In the Three Stooges short The Ghost Talks, a creaking door prompts Shemp to parody the opening narration of the program, naming it "The Outer Sanctorum."

ossobuco
 
  2  
Reply Sat 30 Aug, 2008 09:29 pm
@edgarblythe,
I probably heard it on radio.. but what I remember on radio was... The Shadow..

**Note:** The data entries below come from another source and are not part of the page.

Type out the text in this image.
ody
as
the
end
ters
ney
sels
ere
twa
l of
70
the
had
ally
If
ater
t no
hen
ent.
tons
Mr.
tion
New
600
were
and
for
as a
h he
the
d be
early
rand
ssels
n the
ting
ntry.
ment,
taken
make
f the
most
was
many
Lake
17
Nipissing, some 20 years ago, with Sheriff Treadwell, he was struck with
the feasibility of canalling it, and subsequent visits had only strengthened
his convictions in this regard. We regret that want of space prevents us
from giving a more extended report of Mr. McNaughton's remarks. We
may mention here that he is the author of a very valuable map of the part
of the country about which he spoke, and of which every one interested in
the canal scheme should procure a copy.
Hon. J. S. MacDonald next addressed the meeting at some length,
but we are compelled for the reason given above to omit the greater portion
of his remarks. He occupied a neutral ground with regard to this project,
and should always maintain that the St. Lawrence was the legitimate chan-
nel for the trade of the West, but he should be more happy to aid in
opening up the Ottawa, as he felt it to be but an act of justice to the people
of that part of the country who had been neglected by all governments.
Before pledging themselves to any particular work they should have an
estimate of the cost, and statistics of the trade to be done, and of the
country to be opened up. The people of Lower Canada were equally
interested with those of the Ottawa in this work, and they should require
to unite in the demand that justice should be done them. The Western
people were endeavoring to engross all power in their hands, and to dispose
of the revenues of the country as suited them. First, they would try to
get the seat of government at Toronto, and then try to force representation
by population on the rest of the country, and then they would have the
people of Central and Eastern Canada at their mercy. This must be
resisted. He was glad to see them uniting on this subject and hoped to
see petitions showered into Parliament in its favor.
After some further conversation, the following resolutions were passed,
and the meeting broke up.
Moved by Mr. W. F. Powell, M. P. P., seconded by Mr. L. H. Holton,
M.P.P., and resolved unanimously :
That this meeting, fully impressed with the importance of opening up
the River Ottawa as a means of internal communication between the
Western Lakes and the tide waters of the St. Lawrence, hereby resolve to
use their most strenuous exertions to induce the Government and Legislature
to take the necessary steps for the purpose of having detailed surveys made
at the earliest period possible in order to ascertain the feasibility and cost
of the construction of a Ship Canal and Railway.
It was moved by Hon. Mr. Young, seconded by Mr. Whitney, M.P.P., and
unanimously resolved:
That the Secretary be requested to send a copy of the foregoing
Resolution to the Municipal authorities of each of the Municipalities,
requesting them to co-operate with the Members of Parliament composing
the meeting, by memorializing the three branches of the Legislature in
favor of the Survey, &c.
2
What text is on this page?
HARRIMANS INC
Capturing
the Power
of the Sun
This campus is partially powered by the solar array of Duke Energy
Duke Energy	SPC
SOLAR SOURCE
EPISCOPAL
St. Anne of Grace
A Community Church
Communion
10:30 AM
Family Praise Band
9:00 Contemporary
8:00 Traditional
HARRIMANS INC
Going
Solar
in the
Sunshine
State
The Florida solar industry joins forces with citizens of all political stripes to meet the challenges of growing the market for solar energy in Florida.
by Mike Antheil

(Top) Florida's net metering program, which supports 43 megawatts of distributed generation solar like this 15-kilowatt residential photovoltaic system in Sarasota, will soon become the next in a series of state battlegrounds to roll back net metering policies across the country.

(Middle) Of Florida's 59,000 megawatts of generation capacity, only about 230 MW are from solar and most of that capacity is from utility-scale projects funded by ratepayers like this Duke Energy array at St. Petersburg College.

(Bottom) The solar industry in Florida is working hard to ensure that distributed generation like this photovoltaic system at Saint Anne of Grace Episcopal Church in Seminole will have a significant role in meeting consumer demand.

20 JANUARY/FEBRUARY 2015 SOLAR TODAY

I was home from school for two weeks, quarantined with scarlet fever, and listened to a lot of radio. Mercedes McCambridge's (sp?) character was going down an elevator and something terrible was about to happen, when the program was over for the day, and as far as I know, forever. That might have been the last program, sometime in 1954.
edgarblythe
 
  2  
Reply Sat 30 Aug, 2008 09:34 pm
@ossobuco,
An episode of The Shadow, that I have on a record, was made when department stores first began using automatic doors. The killer figured he could shoot the invisible Shadow when the Shadow broke the beam and caused the door to open. Didn't happen, of course.
ossobuco
 
  2  
Reply Sat 30 Aug, 2008 09:45 pm
@edgarblythe,
Hmmm, wonder if that was the same thing. Probably not.

(I meant to say I think I saw Inner Sanctum on tv and heard it on the radio.
edgarblythe
 
  1  
Reply Sat 30 Aug, 2008 09:55 pm
@ossobuco,
My article did mention there was a 1954 TV series.
0 Replies
 
2PacksAday
 
  1  
Reply Sat 30 Aug, 2008 10:09 pm
@edgarblythe,

Quote Edgar

There was also the story (Bradbury?) of the time machine expedition, in which hunters go after a dinosaur.


Yeah it was one of Bradburys stories....they made that one into a full length film a few years back, was kinda cheezy...B movie ish...but I still liked it. It was called "A Sound of Thunder" with Edward Burns as the hero....I have seen a few incarnations of that basic story line over the years....the Simpsons used it in one of their Halloween specials.

-------

And Yep, there were three Hitchcock series....I had forgot about the middle one....I tried to watch a few of those, but I think they tried to fill the full hour with too much chatty dialog....this type of story is best served short and sweet. I watched a few of the newer ones, with Hitch rehashed, but don't remember any specific story line.

The Hitchcock theme has been stuck in my head for a few days now.....Good Evening....
0 Replies
 
edgarblythe
 
  1  
Reply Sun 31 Aug, 2008 07:58 am
Of radio shows, The Whistler and Suspense had some good story lines. Suspense was the first, I believe, to do Sorry, Wrong Number, with Agness Moorehead. Whistler always followed a character through criminal acts (usually murder) to the surprise (hopefully) twist ending.
0 Replies
 
farmerman
 
  2  
Reply Fri 5 Sep, 2008 05:50 am
Stephen King gave a seminar a number of years ago at some book festival in DC. He was there with a number of his buds that play in a RnR band called "The Rock Bottom Remainders"
Anyway, King gave us hintes of how his stories derive from (usually) a single idea or a question. You can try posing a really weird question and then bgin winding a story about it. Not saying that were gonna be Stephen Kings but at least we can better our own efforts.


Sample question--Is it possible to stay alive while adrift in a lifeboat by eating oneself?
edgarblythe
 
  1  
Reply Fri 5 Sep, 2008 05:16 pm
@farmerman,
King occasionally surprises me with his stories. I have written him off as a hack a few times, then he presents something I enjoy, such as The Green Mile, and I back off again.